Depuis onze mois, Sarkozy déçoit

Publié le par P.A.

Un bilan globalement négatif. Il y a un an, presque jour pour jour, Nicolas Sarkozy virait largement en tête au premier tour de l’élection présidentielle et, quinze jours plus tard, enlevait haut la main, l’Elysée. Onze mois plus tard, c’est un zéro sur - presque - toute la ligne que lui décernent les Français. Pour ce premier sondage de l’institut Viavoice pour Libération (lire page 7) , les personnes interrogées font part d’une amertume largement majoritaire : 59 % d’entre eux considèrent que cette première période du quinquennat est «plutôt un échec», contre 20 % qui estiment que c’est «plutôt un succès» (1). Si 79% des sympathisants de gauche jugent comme un échec ces premiers onze mois, une petite majorité seulement (52 %) des partisans de l’UMP les voient comme un succès. Il y a pire pour le président de la République : les ouvriers, qui constituaient le gros de ses bataillons électoraux en avril et mai 2007, expriment à 66 % leur désapprobation, et les personnes âgées de plus de 65 ans à 44 %. Dans les catégories socioprofessionnelles, les agriculteurs, les retraités et «autres inactifs» ne sont que 50 % à parler d’échec.

Sans appel. Pas un secteur n’échappe à la désillusion. Ainsi, sur le bilan de la présidence, le chef de l’Etat n’obtient que des soldes négatifs. Ses orientations politiques sont rejetées par 55 % de Français, tout comme la gestion de sa majorité (51 %), son style (54 %) et plus encore sa médiatisation et les résultats obtenus (67 % pour chacun de ces deux items).

Sur les réformes ou projets engagés, le jugement est là aussi sans appel.

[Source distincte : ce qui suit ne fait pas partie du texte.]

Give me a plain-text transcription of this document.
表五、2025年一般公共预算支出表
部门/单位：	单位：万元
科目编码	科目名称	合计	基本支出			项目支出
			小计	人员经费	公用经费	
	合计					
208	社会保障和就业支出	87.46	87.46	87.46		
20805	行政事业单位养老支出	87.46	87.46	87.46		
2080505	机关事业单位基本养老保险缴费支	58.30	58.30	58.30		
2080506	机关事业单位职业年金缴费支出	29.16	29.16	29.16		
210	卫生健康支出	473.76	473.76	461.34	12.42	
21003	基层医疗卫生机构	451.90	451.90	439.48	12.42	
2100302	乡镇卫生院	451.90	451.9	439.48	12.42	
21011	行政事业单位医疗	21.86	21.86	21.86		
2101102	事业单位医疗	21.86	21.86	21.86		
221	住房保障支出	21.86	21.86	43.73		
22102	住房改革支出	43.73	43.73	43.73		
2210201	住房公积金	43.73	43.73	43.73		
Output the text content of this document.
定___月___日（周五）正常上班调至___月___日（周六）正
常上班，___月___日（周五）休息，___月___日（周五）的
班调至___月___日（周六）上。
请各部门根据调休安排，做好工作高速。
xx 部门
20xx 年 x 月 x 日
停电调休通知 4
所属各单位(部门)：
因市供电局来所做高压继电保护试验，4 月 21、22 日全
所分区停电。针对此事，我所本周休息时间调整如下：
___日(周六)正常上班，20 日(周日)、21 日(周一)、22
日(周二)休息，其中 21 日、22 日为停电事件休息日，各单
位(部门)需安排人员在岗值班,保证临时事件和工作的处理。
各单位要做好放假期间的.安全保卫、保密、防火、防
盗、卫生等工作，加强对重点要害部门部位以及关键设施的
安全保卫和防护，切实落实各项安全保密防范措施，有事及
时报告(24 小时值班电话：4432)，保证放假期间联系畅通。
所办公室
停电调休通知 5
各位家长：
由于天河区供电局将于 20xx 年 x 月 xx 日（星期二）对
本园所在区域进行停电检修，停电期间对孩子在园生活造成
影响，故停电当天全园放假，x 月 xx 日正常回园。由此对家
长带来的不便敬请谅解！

Hormis les secteurs relevant de la politique extérieure (rapprochement avec les Etats-Unis et relance de l’UE) et la défiscalisation des heures supplémentaires (une traduction du slogan de campagne, «travailler plus pour gagner plus» et un point positif sur le pouvoir d’achat), rien ne satisfait : de la revente des jours de RTT (un échec pour 45 %) au «paquet fiscal» (54 %), en passant par la suppression des régimes spéciaux (54 %) et même les efforts déployés pour la libération d’Ingrid Betancourt.

«Régression». Comme l’exprime une personne interrogée par Viavoice, «c’est la régression sur tous les plans». Un constat d’échec tant sur le plan de la justice sociale que sur le pouvoir d’achat ou le style présidentiel. Logique, dans ces conditions que la cote de popularité du chef de l’Etat baisse encore (38 % contre 40 %, fin mars), alors que celle de son Premier ministre, François Fillon, passe sous la barre des 50 %.

«Face aux sentiments de régression révélés par cette enquête, analyse François Miquet-Marty, directeur de Viavoice, il appartient à Nicolas Sarkozy de restaurer sa crédibilité et la confiance des Français en sa capacité à améliorer la situation du pays.»